There are many villains who would prey on wayward, penniless boys. But Bianca suspects the killings are not brutal acts of impulse, but something far more calculated. In her room of Medicinals and Physickes she examines the sole piece of evidence: a sweet-smelling, dark-stained cloth. If Bianca can unravel its secret, reputations and lives will be saved. But the expected hour of the next murder is approaching, and a single misstep may mean another boy is lost forever . . .

Excerpt--

     The twists and turns of an inconstant king are as serpentine as the lanes and alleys of London’s Castle Baynard ward . At one end squatted massive St. Paul’s Cathedral. Licking the ward’s toes at the other ebbed the greasy, gray Thames. In between were four parishes and enough bread shops to adequately keep the inhabitants’ heads filled with guilt and their stomachs filled with gluten.

     This warren of tightly packed residences, ordinaries, mercers, stationers, chandlers, and cordwainers sat in unremitting penitence near the ominous cathedral, and never was their compunction more intensely felt than during the bleak days of this midwinter. The incremental gain of daylight was not enough to cheer the citizens. They didn’t notice they did not have to light their tallows quite so early, nor did the lengthening days remind them that spring would soon . . . spring. Nay, the winter felt interminable, as did its dark, shivering days.

     For England was at war.

     Harry had lightened his coffers by hiring German and Spanish mercenaries to aid his British soldiers in subjugating the Scots to the north and the French across the sea. He’d spent his money on fortifications along his southern coast and on growing his fleet of warships. Such is the price of hubris.

     Though King Harry grew in girth and petulance, he ignored signs of his diminishing health. His leg wound ulcerated, emitting a foul odor while his physicians scurried about trying different poultice wrappings, even cauterization, in an effort to offer the king some relief. Short of amputation (for who would dare mention, much less attempt it?) little could be done. 

     So, Harry continued to plant apple trees in his orchard in Kent and busied himself with the politics of war. And the citizens of London, indeed of the entire realm, continued to labor and abide by the whims of their peevish king.

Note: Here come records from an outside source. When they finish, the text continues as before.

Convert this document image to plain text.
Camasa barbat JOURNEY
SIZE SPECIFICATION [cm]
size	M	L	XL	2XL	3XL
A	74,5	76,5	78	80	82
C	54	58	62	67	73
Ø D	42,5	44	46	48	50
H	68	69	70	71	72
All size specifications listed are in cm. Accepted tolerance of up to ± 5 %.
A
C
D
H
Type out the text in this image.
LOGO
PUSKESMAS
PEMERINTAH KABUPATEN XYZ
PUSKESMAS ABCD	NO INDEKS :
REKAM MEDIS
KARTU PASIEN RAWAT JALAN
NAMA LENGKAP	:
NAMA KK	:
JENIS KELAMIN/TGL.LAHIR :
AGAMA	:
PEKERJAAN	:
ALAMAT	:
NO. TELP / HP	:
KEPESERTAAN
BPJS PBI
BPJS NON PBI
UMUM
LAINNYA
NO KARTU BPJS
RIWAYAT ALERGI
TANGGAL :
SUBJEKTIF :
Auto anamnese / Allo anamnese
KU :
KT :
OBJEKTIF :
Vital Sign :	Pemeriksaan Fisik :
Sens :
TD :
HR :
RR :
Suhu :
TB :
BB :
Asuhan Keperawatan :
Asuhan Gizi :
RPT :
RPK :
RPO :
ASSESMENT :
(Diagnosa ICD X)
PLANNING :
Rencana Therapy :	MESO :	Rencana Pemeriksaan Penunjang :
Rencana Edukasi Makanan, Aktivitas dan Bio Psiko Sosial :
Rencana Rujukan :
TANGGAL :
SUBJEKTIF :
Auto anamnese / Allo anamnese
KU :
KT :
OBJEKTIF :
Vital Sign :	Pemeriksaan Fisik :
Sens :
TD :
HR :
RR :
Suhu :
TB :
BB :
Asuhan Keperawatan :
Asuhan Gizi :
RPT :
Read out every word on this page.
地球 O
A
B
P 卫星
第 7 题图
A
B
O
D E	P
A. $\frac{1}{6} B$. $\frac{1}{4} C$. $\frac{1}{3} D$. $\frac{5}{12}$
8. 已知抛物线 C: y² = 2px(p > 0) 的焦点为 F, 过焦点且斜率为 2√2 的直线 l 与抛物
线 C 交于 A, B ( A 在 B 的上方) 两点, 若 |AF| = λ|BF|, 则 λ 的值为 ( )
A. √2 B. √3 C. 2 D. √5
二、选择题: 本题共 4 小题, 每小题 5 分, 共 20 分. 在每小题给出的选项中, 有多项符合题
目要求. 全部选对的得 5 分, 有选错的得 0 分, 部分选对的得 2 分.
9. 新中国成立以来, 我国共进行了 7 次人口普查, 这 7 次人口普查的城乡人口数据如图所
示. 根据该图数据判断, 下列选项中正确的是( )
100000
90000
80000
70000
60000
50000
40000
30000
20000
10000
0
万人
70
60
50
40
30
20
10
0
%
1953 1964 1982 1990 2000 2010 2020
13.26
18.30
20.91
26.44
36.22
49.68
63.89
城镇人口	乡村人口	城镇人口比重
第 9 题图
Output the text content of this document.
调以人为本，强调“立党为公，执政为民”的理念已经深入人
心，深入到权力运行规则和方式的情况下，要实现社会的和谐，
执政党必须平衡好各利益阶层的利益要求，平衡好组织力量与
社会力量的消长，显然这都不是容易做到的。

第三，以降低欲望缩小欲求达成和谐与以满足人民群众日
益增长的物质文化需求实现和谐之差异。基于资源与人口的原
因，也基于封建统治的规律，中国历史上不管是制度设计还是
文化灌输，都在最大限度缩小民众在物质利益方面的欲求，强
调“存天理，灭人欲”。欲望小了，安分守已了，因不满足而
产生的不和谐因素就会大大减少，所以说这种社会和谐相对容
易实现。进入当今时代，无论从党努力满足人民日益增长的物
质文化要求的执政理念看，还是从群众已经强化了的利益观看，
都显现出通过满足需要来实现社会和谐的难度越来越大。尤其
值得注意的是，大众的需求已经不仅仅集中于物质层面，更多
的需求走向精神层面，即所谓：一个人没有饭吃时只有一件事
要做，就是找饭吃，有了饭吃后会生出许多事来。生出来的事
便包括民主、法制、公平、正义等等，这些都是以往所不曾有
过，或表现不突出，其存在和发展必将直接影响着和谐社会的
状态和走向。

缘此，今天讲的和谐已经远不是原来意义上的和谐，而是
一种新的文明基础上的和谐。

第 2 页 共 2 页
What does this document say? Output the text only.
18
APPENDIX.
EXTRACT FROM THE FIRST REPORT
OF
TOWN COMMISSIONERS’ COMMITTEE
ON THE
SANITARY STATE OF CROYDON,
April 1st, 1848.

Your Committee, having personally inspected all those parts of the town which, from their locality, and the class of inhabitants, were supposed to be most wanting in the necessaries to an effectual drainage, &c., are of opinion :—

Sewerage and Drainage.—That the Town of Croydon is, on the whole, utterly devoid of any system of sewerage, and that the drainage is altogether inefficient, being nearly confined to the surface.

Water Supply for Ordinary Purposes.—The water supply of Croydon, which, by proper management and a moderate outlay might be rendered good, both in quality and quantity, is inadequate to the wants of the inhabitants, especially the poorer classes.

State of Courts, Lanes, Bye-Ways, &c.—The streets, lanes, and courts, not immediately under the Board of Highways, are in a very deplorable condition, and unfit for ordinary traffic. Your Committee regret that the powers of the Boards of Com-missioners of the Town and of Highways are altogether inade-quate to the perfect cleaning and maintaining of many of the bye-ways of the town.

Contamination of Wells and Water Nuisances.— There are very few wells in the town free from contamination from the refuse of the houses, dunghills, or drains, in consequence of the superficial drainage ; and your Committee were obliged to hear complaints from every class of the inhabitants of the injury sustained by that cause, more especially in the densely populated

     To a boy with three younger siblings and a mother struggling to feed them, a king’s impulsive policies didn’t matter a spit. All he knew was that his father had gone away to fight, and he was the eldest son, and as such he understood he should tend to the welfare of his family.

     While his mother embroidered a stomacher for a lady of wealth’s fine dress and fended off a two-year-old’s attempt to pull the thread, Fisk edged out the door of their tenement off Ivy Lane. He scampered down the dreary side street, threw a stick for a dog in the opposite direction, leapt over a steaming turd almost before it was too late, and headed toward Westcheap  Market.